100 den fazla yurtdışı yayın ve sunum, yine 100 den fazla yurt içi yayın ve sunumu bulunmaktadır. Uluslararası 1000’e yakın atıf, orijinal ve çeviri 13 kitap ve kitap bölümü yazarlığıda yapmaktadır. Yüzden fazla ulusal ve uluslararası oturum başkanlığı ve konuşmacı olarak katılmıştır. TJOD ilk yönetim kurulu üyesi (1995), Tüp Bebek Merkezleri Derneği Kurucu Başkanlığı (2006), Üreme Sağlığı ve İnfertilite Derneği (TSRM) Yönetim Kurulu Üyesi, Genel Sekreteri, 2. Başkanı (2012-2016) görevlerinde de farklı başarılara imza atmıştır. Ayrıca TSRM Başkanı (2016-2020) ve İstinye Üniversitesi Tıp Fakültesi Cerrahi Tıp Bilimleri Öğretim Üyesi olarak çalışmıştır (2019). Evli ve 2 çocuk babasıdır.


KADINDA DOĞURANLIK VE ÜREME KABİLİYETİ NE ALNAMA GELMEKTEDİR?

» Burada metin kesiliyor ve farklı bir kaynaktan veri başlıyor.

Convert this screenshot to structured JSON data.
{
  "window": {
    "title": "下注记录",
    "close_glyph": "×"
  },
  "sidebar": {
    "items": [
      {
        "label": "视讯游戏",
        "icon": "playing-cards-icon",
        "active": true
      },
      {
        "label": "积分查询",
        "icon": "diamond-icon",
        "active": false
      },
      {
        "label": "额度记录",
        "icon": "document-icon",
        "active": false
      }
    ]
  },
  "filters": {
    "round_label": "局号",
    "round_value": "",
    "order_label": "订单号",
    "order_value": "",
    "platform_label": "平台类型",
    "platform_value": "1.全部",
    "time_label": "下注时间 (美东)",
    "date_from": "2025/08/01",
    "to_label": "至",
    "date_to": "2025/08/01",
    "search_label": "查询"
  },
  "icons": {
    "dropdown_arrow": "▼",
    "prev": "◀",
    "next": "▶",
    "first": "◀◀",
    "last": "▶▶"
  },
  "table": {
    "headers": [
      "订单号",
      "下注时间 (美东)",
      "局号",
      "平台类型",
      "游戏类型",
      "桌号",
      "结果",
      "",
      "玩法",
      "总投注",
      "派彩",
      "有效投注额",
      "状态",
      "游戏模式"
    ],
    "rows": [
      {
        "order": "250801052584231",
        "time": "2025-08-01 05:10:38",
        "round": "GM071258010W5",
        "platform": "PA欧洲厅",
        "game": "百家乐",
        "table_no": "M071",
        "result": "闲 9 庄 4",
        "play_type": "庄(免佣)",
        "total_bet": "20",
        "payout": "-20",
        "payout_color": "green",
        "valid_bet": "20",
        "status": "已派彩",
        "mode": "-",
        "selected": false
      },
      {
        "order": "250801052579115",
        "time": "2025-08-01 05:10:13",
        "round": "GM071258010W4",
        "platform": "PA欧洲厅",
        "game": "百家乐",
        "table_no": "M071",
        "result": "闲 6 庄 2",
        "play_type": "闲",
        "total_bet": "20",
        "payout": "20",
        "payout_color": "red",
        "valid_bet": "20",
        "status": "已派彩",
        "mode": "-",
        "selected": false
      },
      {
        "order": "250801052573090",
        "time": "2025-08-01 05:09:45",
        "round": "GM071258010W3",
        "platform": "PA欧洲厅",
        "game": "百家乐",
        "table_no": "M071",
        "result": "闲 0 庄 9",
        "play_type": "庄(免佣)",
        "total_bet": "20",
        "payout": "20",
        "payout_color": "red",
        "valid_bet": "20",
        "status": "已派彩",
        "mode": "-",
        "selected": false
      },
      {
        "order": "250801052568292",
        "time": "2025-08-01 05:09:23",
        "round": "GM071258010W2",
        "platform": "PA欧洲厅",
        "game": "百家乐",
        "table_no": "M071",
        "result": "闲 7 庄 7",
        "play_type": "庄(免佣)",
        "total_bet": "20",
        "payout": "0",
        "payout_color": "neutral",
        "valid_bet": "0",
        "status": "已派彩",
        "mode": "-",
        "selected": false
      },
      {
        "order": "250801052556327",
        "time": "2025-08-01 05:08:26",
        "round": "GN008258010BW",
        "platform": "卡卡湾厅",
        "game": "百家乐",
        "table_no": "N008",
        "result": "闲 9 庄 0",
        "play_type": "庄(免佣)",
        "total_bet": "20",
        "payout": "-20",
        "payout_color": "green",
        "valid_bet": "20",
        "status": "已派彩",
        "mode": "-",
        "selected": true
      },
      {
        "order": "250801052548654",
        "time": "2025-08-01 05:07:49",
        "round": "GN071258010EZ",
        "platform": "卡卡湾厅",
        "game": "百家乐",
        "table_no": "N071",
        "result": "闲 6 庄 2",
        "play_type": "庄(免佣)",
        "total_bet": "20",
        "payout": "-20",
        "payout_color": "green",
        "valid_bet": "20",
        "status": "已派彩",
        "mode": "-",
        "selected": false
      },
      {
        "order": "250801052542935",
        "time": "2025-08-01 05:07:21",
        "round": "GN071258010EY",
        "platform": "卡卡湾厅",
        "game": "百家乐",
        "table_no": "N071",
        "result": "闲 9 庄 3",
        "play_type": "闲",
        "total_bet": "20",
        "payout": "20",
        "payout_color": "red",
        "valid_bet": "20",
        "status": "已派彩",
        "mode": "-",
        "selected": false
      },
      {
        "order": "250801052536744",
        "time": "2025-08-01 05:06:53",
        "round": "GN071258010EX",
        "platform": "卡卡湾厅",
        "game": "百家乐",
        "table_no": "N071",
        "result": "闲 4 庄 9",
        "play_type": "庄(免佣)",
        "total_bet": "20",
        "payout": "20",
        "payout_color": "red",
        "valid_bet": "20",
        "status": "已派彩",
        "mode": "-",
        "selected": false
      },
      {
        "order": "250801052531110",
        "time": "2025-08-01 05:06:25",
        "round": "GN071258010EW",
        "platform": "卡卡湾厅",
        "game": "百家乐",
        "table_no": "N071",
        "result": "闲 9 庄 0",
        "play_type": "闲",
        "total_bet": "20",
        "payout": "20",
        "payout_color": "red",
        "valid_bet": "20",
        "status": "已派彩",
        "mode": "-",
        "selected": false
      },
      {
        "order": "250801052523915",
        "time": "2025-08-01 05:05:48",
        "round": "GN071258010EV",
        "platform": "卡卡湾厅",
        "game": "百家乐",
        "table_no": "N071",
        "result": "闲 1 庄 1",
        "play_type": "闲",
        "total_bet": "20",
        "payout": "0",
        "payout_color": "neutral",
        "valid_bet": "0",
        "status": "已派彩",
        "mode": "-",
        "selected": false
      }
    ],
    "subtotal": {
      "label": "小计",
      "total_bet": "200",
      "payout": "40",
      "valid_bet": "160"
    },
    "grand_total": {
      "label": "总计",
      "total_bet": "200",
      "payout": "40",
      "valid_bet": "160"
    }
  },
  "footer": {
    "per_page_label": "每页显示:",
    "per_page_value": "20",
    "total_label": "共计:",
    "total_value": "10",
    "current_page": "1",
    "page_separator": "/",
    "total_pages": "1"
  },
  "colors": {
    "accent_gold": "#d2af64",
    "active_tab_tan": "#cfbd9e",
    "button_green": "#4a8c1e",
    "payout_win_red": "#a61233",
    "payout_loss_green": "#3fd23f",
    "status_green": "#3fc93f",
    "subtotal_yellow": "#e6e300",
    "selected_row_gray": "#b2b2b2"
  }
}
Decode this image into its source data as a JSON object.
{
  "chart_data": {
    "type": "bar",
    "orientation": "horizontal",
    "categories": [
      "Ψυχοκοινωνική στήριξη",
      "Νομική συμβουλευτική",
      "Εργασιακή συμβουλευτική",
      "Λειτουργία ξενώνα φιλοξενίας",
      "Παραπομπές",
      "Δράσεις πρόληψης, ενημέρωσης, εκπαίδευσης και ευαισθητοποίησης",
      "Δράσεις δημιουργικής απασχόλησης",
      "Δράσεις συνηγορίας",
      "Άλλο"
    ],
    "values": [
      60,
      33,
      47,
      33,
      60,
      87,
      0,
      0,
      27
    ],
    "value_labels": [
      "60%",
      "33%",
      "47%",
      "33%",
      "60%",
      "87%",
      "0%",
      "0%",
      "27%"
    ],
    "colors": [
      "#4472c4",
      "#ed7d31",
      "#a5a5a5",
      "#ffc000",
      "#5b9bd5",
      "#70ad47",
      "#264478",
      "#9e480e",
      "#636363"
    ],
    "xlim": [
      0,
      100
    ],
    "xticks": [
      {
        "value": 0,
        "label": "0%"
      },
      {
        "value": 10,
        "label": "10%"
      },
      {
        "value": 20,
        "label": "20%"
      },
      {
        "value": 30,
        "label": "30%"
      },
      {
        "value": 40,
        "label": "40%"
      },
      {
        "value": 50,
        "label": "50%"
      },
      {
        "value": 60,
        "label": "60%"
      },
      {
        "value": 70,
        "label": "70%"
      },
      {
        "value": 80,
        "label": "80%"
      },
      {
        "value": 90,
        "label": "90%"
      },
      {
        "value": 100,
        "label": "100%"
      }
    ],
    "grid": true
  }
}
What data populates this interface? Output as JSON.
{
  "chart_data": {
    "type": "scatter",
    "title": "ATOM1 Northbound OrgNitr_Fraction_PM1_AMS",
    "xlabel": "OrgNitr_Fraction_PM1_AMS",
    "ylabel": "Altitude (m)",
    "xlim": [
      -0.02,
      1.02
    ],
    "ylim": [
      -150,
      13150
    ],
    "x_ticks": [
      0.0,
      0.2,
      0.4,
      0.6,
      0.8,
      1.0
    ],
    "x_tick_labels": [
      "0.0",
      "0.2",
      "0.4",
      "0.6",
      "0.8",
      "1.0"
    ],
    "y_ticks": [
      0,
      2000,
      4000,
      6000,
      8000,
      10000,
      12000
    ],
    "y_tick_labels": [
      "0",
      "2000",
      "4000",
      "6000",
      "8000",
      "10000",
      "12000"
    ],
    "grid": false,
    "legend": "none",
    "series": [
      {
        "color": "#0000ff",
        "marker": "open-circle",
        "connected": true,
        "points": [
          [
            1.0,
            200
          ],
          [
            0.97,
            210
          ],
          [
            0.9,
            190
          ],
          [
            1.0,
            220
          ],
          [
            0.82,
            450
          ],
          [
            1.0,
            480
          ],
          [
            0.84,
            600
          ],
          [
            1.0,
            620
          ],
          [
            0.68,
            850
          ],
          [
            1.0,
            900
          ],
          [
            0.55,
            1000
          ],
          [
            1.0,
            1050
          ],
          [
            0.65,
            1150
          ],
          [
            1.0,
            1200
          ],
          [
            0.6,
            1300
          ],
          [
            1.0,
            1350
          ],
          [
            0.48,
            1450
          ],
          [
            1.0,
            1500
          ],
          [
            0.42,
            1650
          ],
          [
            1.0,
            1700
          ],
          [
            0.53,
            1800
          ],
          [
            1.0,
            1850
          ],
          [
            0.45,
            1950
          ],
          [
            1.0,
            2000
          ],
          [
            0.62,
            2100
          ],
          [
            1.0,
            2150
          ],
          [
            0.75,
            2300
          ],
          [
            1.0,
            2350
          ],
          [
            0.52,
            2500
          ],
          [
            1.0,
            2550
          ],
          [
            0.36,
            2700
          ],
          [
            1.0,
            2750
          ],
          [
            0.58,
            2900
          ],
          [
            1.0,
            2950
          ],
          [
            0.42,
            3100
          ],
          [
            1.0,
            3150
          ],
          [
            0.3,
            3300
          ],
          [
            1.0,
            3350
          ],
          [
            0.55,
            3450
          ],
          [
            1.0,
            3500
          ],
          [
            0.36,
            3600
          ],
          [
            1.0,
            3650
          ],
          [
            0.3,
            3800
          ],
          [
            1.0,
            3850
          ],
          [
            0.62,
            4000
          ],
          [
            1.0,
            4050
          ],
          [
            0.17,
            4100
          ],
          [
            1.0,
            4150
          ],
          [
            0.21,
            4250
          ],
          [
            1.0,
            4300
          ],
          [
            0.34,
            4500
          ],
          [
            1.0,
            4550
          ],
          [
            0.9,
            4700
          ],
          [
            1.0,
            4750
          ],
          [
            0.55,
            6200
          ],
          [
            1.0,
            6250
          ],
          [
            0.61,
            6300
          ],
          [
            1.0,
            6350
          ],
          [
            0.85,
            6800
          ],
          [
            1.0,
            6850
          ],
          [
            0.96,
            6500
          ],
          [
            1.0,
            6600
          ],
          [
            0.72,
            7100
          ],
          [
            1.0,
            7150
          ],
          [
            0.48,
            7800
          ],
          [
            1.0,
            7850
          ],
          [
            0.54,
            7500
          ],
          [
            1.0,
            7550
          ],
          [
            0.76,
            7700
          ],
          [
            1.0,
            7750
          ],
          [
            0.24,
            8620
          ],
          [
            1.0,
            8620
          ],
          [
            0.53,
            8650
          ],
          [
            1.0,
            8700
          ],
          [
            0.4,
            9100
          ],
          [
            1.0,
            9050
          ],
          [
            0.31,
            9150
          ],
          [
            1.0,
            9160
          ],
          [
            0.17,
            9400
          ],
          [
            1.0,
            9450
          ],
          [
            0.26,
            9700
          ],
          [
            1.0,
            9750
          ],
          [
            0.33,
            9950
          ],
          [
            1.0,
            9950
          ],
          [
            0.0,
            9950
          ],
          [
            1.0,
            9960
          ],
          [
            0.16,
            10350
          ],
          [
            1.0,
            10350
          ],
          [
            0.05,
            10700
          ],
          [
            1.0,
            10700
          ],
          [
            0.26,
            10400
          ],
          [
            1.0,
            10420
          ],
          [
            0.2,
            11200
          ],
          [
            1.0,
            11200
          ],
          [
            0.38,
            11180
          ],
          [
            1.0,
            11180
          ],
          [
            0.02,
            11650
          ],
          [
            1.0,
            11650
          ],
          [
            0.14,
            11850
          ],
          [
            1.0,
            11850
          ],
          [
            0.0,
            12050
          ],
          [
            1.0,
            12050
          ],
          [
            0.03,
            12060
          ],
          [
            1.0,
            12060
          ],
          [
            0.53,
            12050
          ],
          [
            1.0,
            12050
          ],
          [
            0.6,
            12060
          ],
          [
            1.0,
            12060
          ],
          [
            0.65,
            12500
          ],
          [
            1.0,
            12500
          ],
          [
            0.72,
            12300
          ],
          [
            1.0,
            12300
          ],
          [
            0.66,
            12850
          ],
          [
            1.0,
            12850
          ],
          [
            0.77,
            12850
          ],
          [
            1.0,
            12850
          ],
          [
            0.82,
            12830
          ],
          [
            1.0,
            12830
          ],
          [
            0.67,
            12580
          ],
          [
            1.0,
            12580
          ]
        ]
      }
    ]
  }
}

Doğurganlık aslında üstünde düşünülmüdeğinde bir kadının doğal hakkı gibi görünen bir süreç. Ama bir kişinin o ayda gebe kalma kabiliyeti veya o kişinin bir ay boyunca gebe kalma kabiliyeti olarak adlandırılan fekondite ve fekondebilite tıbbi terimler doğurganlığı tarif ediyor. Doğurganlık kadında hiç beklenmedik şekilde yaşla birlikte malesef azalıyor. En yüksek doğurganlığın olduğu dönemin 20-30 yaş arasındaki süreç olduğunu biliyoruz. 30’lu yaşlardan sonra ciddi bir şekilde azalan doğurganlık 35 yaştan sonra hem düşüklerin artması ve hem de yumurta kalitesindeki bozulma nedeniyle daha zor gebe kalabilmeyle ikili bir kıskaç altına alınıyor. Ve 40’lı yaşlardan sonra normal şansınızın daha olmak durumunda kalıyorsunuz. Günümüzde kadınların evlenme yaşının daha ileriye gitmesi ve kariyer nedeniyle ilk doğum yaşlarını geciktirmeleri doğurganlıklarının, istediği zaman gebe kalma kabiliyetlerini çok düşürmelerine neden olan bir süreç olarak kendini göstermektedir.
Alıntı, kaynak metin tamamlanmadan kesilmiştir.